The History of the Plague, Smallpox, and Vaccination in Europe: Q&A with an Expert
The article discusses the impact of bubonic plague in Europe during the seventeenth and eighteenth centuries, its eventual decline, and the rise of smallpox as an even deadlier disease. The role of religious practices, medical treatments, and scientific observation in preventing and curing these diseases is explored. The article details how scientific experimentation and observation led to the development of the smallpox vaccine, which resulted in more significant reductions in mortality rates in the eighteenth century.
Table of Contents
- The Impact of Bubonic Plague on Europe
- Religious Practices in Mitigating Plague
- Improvements in Public Health
- Smallpox and the Humoral Theory of Health
- The Rise of Vaccination
- Advancements in Medical Training and Healthcare
The Impact of Bubonic Plague on Europe
Q: What is the history of bubonic plague in Europe?
A: Bubonic plague arrived in Europe during the fourteenth century and continued to plague the continent for centuries. In the seventeenth and eighteenth centuries, the lack of sanitation and ignorance about the transmission of the disease led to numerous outbreaks, which caused a significant amount of suffering and death.
Q: What was the cause of bubonic plague?
A: The disease was transmitted through fleas that lived parasitically on rats. The fleas would bite rats, who were largely immune to the disease, and then bite humans, transmitting the disease in the process.
Q: Were there any notable examples of the impact of bubonic plague on cities or individuals?
A: Yes, one example was Barcelona, which suffered from a significant outbreak of the disease in 1650 that killed approximately a third of the city’s population. Another example was the tanner Miquel Parets, who lost his wife and three children within a month.
Religious Practices in Mitigating Plague
Q: Did people have any remedies or beliefs to mitigate the spread of bubonic plague?
A: Yes, people resorted to various religious practices, such as praying, processions, and dedicating shrines to the plague saints to seek divine protection and mercy.
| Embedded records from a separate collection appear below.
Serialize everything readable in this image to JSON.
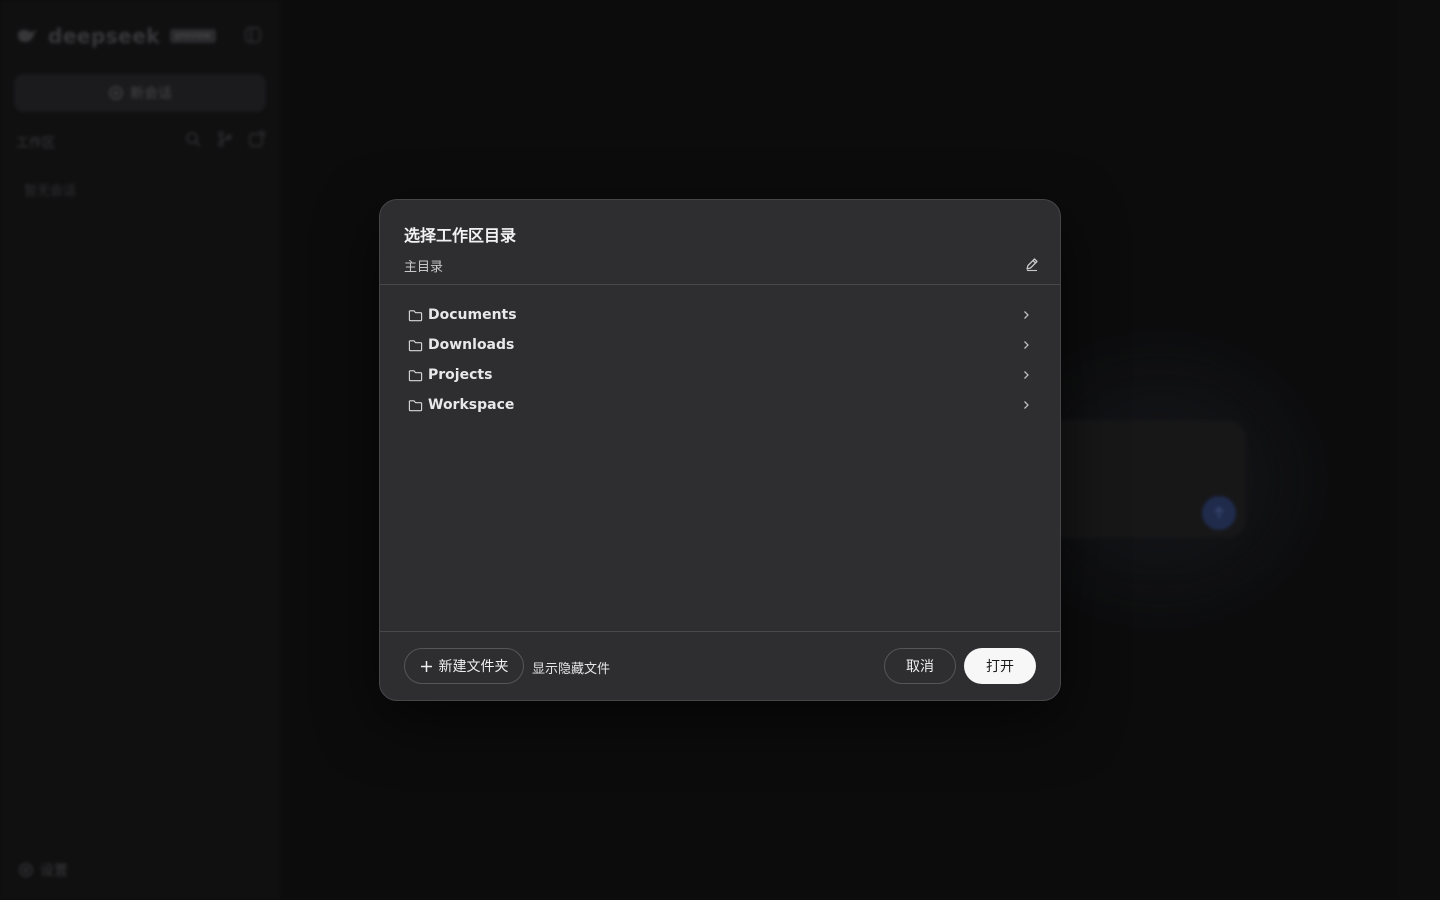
{
  "app": {
    "brand": "deepseek",
    "badge": "preview",
    "new_chat_label": "新会话",
    "workspace_label": "工作区",
    "empty_label": "暂无会话",
    "settings_label": "设置"
  },
  "dialog": {
    "title": "选择工作区目录",
    "current_path": "主目录",
    "folders": [
      {
        "name": "Documents"
      },
      {
        "name": "Downloads"
      },
      {
        "name": "Projects"
      },
      {
        "name": "Workspace"
      }
    ],
    "new_folder_label": "新建文件夹",
    "show_hidden_label": "显示隐藏文件",
    "cancel_label": "取消",
    "open_label": "打开"
  },
  "icons": [
    "deepseek-logo-icon",
    "sidebar-toggle-icon",
    "new-chat-icon",
    "search-icon",
    "branch-icon",
    "new-window-icon",
    "settings-gear-icon",
    "edit-pencil-icon",
    "folder-icon",
    "chevron-right-icon",
    "plus-icon",
    "send-arrow-icon"
  ],
  "colors": {
    "background": "#111112",
    "sidebar": "#161617",
    "dialog_bg": "#2e2e31",
    "dialog_border": "#46464a",
    "primary_button": "#f7f7f8",
    "send_button": "#2b3a66"
  }
}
However, these practices had limited success in preventing or mitigating the spread of the disease.
Q: Why did these practices have limited success?
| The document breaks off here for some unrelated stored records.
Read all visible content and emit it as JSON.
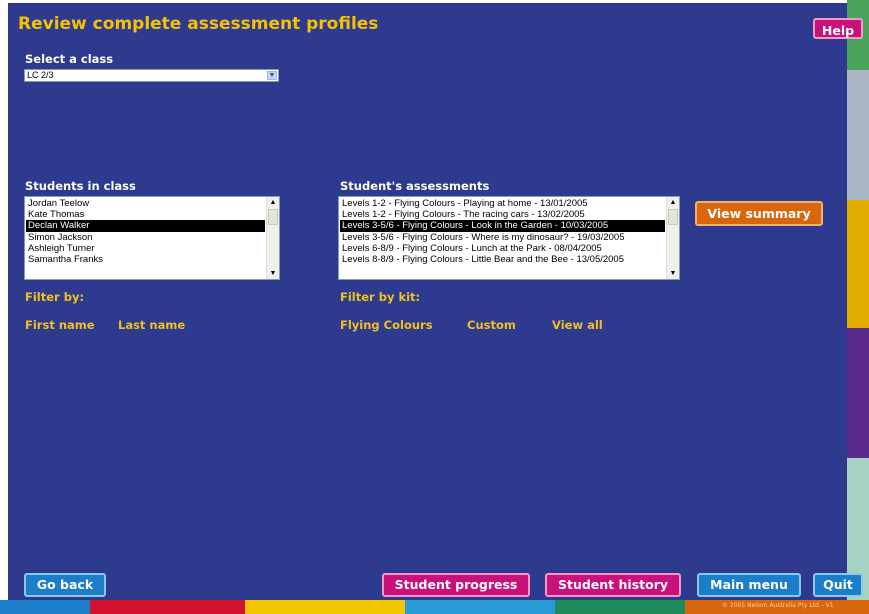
{
  "title": "Review complete assessment profiles",
  "help_label": "Help",
  "class_select": {
    "label": "Select a class",
    "selected": "LC 2/3"
  },
  "students": {
    "label": "Students in class",
    "items": [
      "Jordan Teelow",
      "Kate Thomas",
      "Declan Walker",
      "Simon Jackson",
      "Ashleigh Turner",
      "Samantha Franks"
    ],
    "selected_index": 2
  },
  "filter": {
    "label": "Filter by:",
    "first_name": "First name",
    "last_name": "Last name"
  },
  "assessments": {
    "label": "Student's assessments",
    "items": [
      "Levels 1-2 - Flying Colours - Playing at home - 13/01/2005",
      "Levels 1-2 - Flying Colours - The racing cars - 13/02/2005",
      "Levels 3-5/6 - Flying Colours - Look in the Garden - 10/03/2005",
      "Levels 3-5/6 - Flying Colours - Where is my dinosaur? - 19/03/2005",
      "Levels 6-8/9 - Flying Colours - Lunch at the Park - 08/04/2005",
      "Levels 8-8/9 - Flying Colours - Little Bear and the Bee - 13/05/2005"
    ],
    "selected_index": 2
  },
  "view_summary_label": "View summary",
  "kit_filter": {
    "label": "Filter by kit:",
    "options": [
      "Flying Colours",
      "Custom",
      "View all"
    ]
  },
  "buttons": {
    "go_back": "Go back",
    "student_progress": "Student progress",
    "student_history": "Student history",
    "main_menu": "Main menu",
    "quit": "Quit"
  },
  "copyright": "© 2005 Nelson Australia Pty Ltd – V1",
  "colors": {
    "panel": "#2d3a8e",
    "title": "#f5c200",
    "link_gold": "#f2c022",
    "button_blue": "#1c7ec8",
    "button_magenta": "#c8117a",
    "button_orange": "#d9660c"
  }
}
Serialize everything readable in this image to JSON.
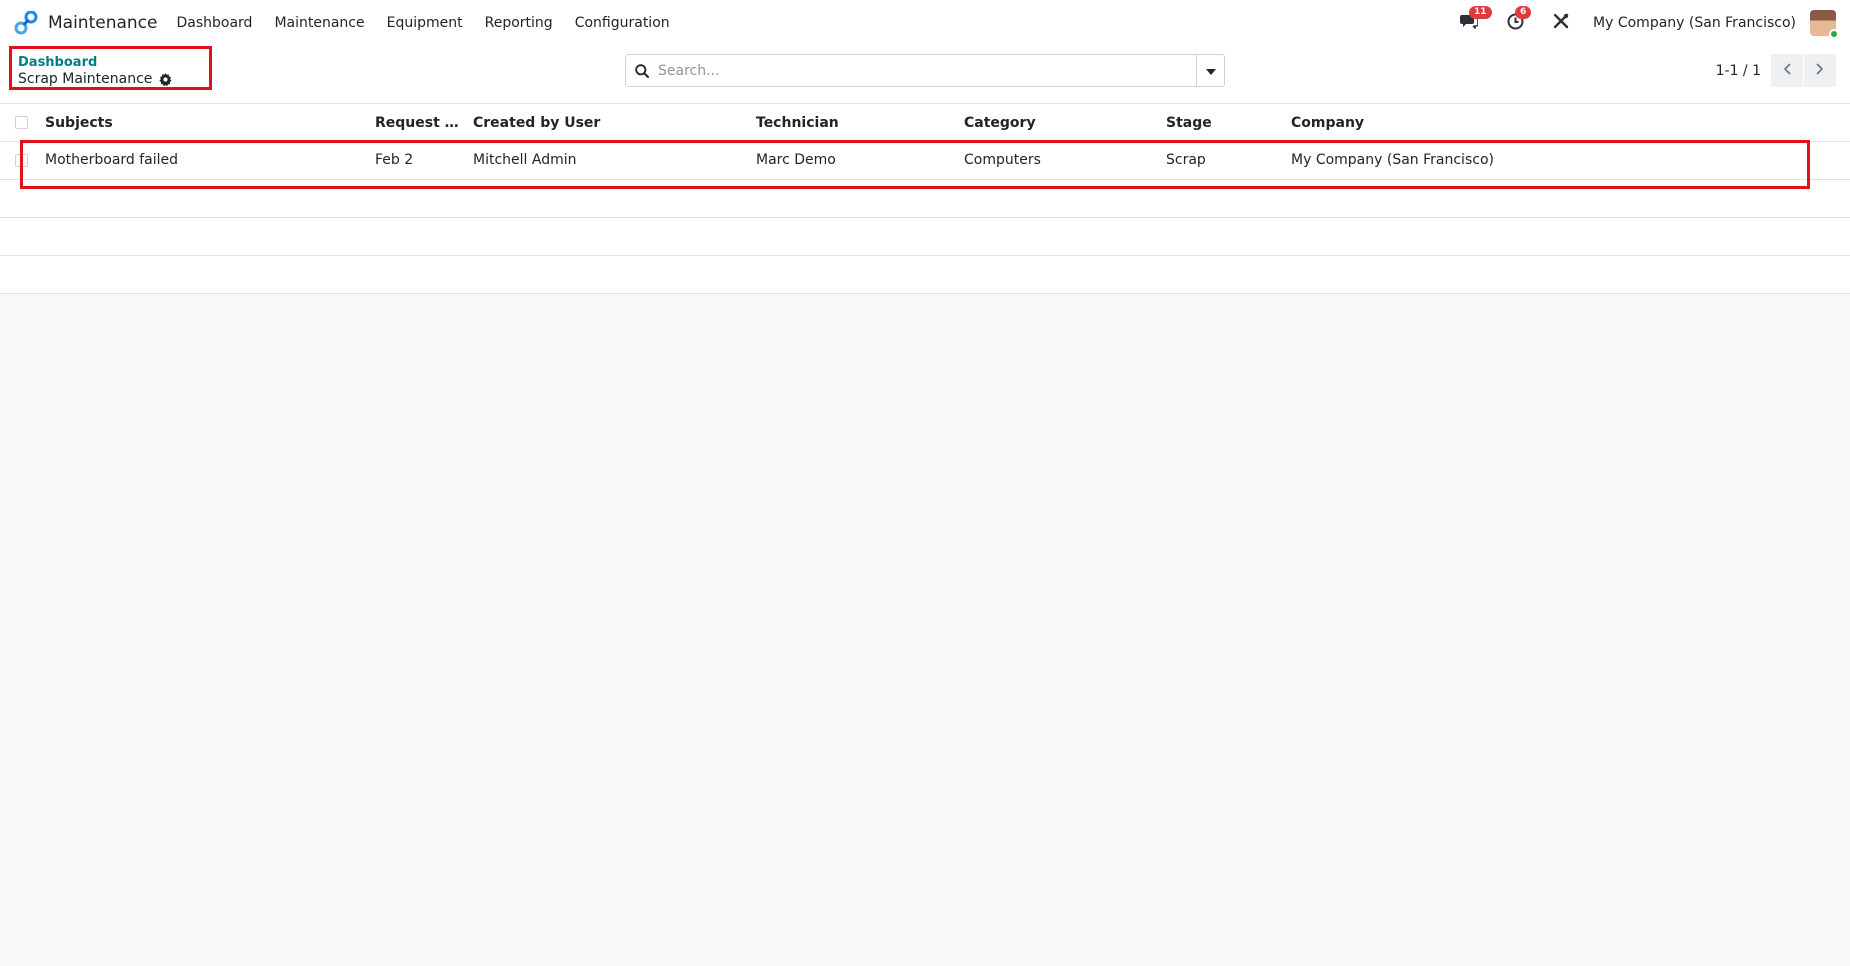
{
  "app": {
    "name": "Maintenance"
  },
  "menu": [
    {
      "label": "Dashboard"
    },
    {
      "label": "Maintenance"
    },
    {
      "label": "Equipment"
    },
    {
      "label": "Reporting"
    },
    {
      "label": "Configuration"
    }
  ],
  "systray": {
    "messages_count": "11",
    "activities_count": "6",
    "company": "My Company (San Francisco)"
  },
  "breadcrumb": {
    "parent": "Dashboard",
    "current": "Scrap Maintenance"
  },
  "search": {
    "value": "",
    "placeholder": "Search..."
  },
  "pager": {
    "value": "1-1 / 1"
  },
  "table": {
    "columns": [
      "Subjects",
      "Request D...",
      "Created by User",
      "Technician",
      "Category",
      "Stage",
      "Company"
    ],
    "rows": [
      {
        "subject": "Motherboard failed",
        "request_date": "Feb 2",
        "created_by": "Mitchell Admin",
        "technician": "Marc Demo",
        "category": "Computers",
        "stage": "Scrap",
        "company": "My Company (San Francisco)"
      }
    ]
  },
  "colors": {
    "accent": "#017e84",
    "highlight": "#e1101b",
    "badge": "#e03b3b"
  }
}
A: These practices did not address the underlying cause of the disease, which was the unsanitary living conditions and the presence of rats that carried the fleas that transmitted the disease.
Improvements in Public Health
Q: Did public health improve during the seventeenth and eighteenth centuries?
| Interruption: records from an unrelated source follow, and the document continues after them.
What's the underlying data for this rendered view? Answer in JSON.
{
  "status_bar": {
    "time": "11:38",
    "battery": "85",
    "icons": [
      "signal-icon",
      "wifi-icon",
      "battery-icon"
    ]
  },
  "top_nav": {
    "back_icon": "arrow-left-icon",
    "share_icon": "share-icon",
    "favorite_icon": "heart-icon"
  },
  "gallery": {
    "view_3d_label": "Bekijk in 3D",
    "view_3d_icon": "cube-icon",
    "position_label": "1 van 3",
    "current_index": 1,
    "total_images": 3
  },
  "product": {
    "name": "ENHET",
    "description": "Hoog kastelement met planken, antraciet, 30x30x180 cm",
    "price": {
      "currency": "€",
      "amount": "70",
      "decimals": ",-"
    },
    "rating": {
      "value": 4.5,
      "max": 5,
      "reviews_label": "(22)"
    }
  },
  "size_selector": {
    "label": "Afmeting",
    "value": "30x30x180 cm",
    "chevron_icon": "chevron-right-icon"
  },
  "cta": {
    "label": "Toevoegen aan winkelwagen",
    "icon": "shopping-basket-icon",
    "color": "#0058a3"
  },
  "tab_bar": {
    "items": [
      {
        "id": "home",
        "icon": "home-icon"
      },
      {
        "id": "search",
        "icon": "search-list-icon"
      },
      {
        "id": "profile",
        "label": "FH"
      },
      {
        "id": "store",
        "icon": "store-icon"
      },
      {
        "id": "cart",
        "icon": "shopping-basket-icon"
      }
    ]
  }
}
A: Yes, between 1648-1815, various changes in public health contributed to the decline and eventual disappearance of bubonic plague, such as improved sanitation practices, quarantine regulations, and the decline of the black rat population.
Q: Did the decline of one disease mean the end of deadly diseases?
A: No, other diseases like smallpox replaced the plague and proved to be even more deadly, with an estimated 400,000 deaths annually in the eighteenth century.
Smallpox and the Humoral Theory of Health
Q: Can you explain smallpox and how it was treated during this period?
A: Smallpox was a deadly disease that primarily affected children and young adults. It was treated based on the humoral theory of health, which involved draining excess fluids through laxatives, emetics, dehydration, and phlebotomy. However, many of these treatments did more harm than good and failed to cure the disease.
Q: Was there any progress made in understanding the cause of smallpox?
A: Yes, Lady Mary Wortley Montagu’s observation of Turkish inoculation practices led to the discovery of inoculation and later vaccination against smallpox.
The Rise of Vaccination
Q: Can you explain the development of the smallpox vaccine?
A: In 1798, Edward Jenner published An Inquiry into the Causes and Effects of the Variolae Vaccinae, which described the vaccine he had developed to prevent smallpox. By 1801, the technique had gained widespread acceptance and was made compulsory in several countries including Sweden and Bavaria.
Q: What was the impact of vaccination on mortality rates?
A: The vaccine resulted in a significant reduction of deaths from the virus, particularly in the second half of the eighteenth century.
Advancements in Medical Training and Healthcare
Q: Was there any progress made in medical training and healthcare during this period?
A: Yes, clinical training emerged in a few places, giving aspiring physicians the opportunity to learn their profession at the bedsides of real patients. There was also progress in the understanding of disease during this period, with a move away from a humoral view to one centered on the material structure of the body and a growing practice of post-mortems to boost anatomy and pathology.
Q: Were there any other medical discoveries made during this period?
A: No, many medical discoveries such as germ theory, general anesthesia, radiology, and antibiotics were not made until the nineteenth and twentieth centuries.
The history of the plague, smallpox, and vaccination in Europe highlights the importance of scientific experimentation and observation in improving public health. The development of the smallpox vaccine, in particular, demonstrates how advances in science and medicine can lead to significant reductions in mortality rates. While there was some progress made in medical training and healthcare during the seventeenth and eighteenth centuries, many medical discoveries were not made until later centuries. However, the study of the history of disease can provide insights and guidance for addressing current and future health challenges.